Roma, 4 gennaio 1999

C O M U N I C A T O S T A M P A

I medici di famiglia contestano le norme sulla prescrivibilità "pensate da burocrati arroganti"

FALCONI: "DALLA FINANZIARIA AGGRAVI BUROCRATICI CHE PENALIZZANO L'ASSISTENZA AI CITTADINI"

"Siamo stanchi di dover passare una parte sempre maggiore del nostro tempo in inutili pratiche burocratiche sottraendolo a quello che dovrebbe essere il nostro principale obiettivo, cioè di pensare al modo migliore per tutelare la salute dei nostri assistiti".

E' così che Mario Falconi, segretario nazionale della Fimmg, il maggior sindacato dei medici di famiglia, commenta le norme sulla prescrivibilità dei farmaci contenute nella manovra finanziaria '99 ed entrate in vigore dal 1° gennaio di quest'anno.

Il fatto di essere riusciti a correggere parzialmente la stesura iniziale - secondo la quale i medici avrebbero dovuto apporre eventuale nota limitativa Cuf, timbro e firma sul retro della ricetta per far ottenere la rimborsabilità del farmaco prescritto al paziente - con l'obbligo ora previsto di scrivere accanto al farmaco l'eventuale nota di riferimento e la firma non soddisfa affatto il segretario nazionale della Fimmg.

"Questa misura - precisa infatti Falconi - non impedisce affatto, come sostiene il ministero della Sanità, che si possano verificare contraffazioni delle prescrizioni, ma addirittura rischia di facilitarle; e, ovviamente, richiede più tempo al medico nel redigere la ricetta, tempo che sarebbe molto meglio impiegato se dedicato al paziente". Insomma "come troppo spesso accade, ormai - lamenta il leader dei medici di famiglia - ci troviamo a dover subire norme assurde, pensate da persone dell'apparato statale che, diversamente da noi, non vivono quotidianamente i problemi dei cittadini e che perciò non solo non sanno valutare le conseguenze di queste misure ma, con una buona dose di arroganza, non ritengono neanche di doverci consultare".

Ricordando di aver ripetutamente scritto già da novembre sia al ministro sia, successivamente, al direttore del Dipartimento farmaci per rappresentare l'inutilità di questo aggravio amministrativo, Falconi sottolinea di averne ottenuto solo "generiche quanto insoddisfacenti risposte, in una cornice di gelosia di apparato del tutto fuori luogo".

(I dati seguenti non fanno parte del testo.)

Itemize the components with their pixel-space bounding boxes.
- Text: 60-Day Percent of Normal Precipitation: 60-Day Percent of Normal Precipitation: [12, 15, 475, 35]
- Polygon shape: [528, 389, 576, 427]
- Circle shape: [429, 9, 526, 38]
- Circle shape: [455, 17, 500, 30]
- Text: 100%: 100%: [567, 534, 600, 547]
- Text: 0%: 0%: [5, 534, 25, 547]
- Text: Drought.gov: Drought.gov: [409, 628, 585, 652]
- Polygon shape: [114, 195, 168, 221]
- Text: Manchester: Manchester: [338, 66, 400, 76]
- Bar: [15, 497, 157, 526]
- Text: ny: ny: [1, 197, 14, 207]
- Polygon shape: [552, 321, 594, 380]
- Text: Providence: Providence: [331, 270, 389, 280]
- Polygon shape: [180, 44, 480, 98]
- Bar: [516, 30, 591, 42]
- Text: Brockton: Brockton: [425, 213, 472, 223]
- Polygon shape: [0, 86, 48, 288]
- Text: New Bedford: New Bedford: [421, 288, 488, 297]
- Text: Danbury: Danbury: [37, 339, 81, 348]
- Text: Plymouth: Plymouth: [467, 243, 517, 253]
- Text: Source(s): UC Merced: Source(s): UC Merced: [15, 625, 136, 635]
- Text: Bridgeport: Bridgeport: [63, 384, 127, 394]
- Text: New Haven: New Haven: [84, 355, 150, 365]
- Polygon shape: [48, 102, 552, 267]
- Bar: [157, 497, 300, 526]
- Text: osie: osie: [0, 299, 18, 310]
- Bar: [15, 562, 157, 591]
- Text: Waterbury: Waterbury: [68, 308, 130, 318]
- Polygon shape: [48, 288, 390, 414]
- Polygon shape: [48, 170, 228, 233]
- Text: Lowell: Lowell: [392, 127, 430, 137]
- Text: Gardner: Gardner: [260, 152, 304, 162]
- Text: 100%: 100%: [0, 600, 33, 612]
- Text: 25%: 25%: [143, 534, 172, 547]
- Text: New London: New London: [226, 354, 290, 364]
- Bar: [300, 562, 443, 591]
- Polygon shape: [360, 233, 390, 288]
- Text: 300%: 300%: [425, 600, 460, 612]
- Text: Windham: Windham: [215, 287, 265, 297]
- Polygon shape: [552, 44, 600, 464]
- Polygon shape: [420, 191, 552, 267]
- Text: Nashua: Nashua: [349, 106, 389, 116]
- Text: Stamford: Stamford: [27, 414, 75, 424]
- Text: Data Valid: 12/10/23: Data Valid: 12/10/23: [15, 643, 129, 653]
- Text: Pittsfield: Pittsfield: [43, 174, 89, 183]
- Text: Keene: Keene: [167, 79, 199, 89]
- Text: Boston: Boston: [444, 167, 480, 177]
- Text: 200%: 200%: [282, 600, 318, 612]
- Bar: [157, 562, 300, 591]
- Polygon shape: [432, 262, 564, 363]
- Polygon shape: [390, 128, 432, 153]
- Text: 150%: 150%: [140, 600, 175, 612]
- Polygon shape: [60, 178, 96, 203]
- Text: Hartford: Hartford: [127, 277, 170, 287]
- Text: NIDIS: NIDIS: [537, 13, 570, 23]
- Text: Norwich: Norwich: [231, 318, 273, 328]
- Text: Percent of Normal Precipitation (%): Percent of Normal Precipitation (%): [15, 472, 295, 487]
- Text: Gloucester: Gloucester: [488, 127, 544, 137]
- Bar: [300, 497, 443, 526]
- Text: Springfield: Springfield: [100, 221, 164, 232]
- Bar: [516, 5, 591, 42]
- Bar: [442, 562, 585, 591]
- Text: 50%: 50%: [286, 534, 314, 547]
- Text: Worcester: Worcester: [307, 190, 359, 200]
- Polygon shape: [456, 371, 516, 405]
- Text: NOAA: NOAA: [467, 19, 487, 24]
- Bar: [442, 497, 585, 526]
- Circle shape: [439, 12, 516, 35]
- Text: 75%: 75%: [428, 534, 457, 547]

Alla luce di tutto ciò, la Fimmg ha deciso di sospendere, almeno momentaneamente, l'accordo con la Federfarma sulla modalità di applicazione delle esenzioni per i ticket e, in particolare, per differenziare i soggetti affetti da malattie per le quali è prevista la pluriprescrizione da quelli affetti da invalidità, che godono di alcune forme di esenzione ma non della pluriprescrizione. Pertanto, "né io né alcuno dei medici della Fimmg - avverte Falconi - ci sentiamo impegnati a scrivere, nella parte della ricetta riguardante le esenzioni, alcunché di diverso da quanto facevamo in passato: riteniamo priva di efficacia per noi la circolare emanata in tal senso dal ministero della Sanità e da alcune Regioni" con la quale si intende ratificare l'accordo con Federfarma. La Fimmg, perciò, inviterà i propri iscritti a consigliare i cittadini di recarsi in farmacia con il tesserino di esenzione affinché il farmacista possa distinguere, ai fini del pagamento del ticket, le diverse categorie.

Contestualmente, annuncia infine Falconi, la Fimmg "inizierà nel Paese, in pieno accordo con il Tribunale per i diritti del malato, una diffusa denuncia di norme inique che mortificano il nostro ruolo professionale e penalizzano gli assistiti. Avrei voluto evitare ogni possibile disagio ai cittadini - conclude il leader dei medici di famiglia - ma purtroppo qualcuno ancora non vuol capire che non permettiamo a nessuno di usare la Fimmg a seconda delle circostanze e delle convenienze".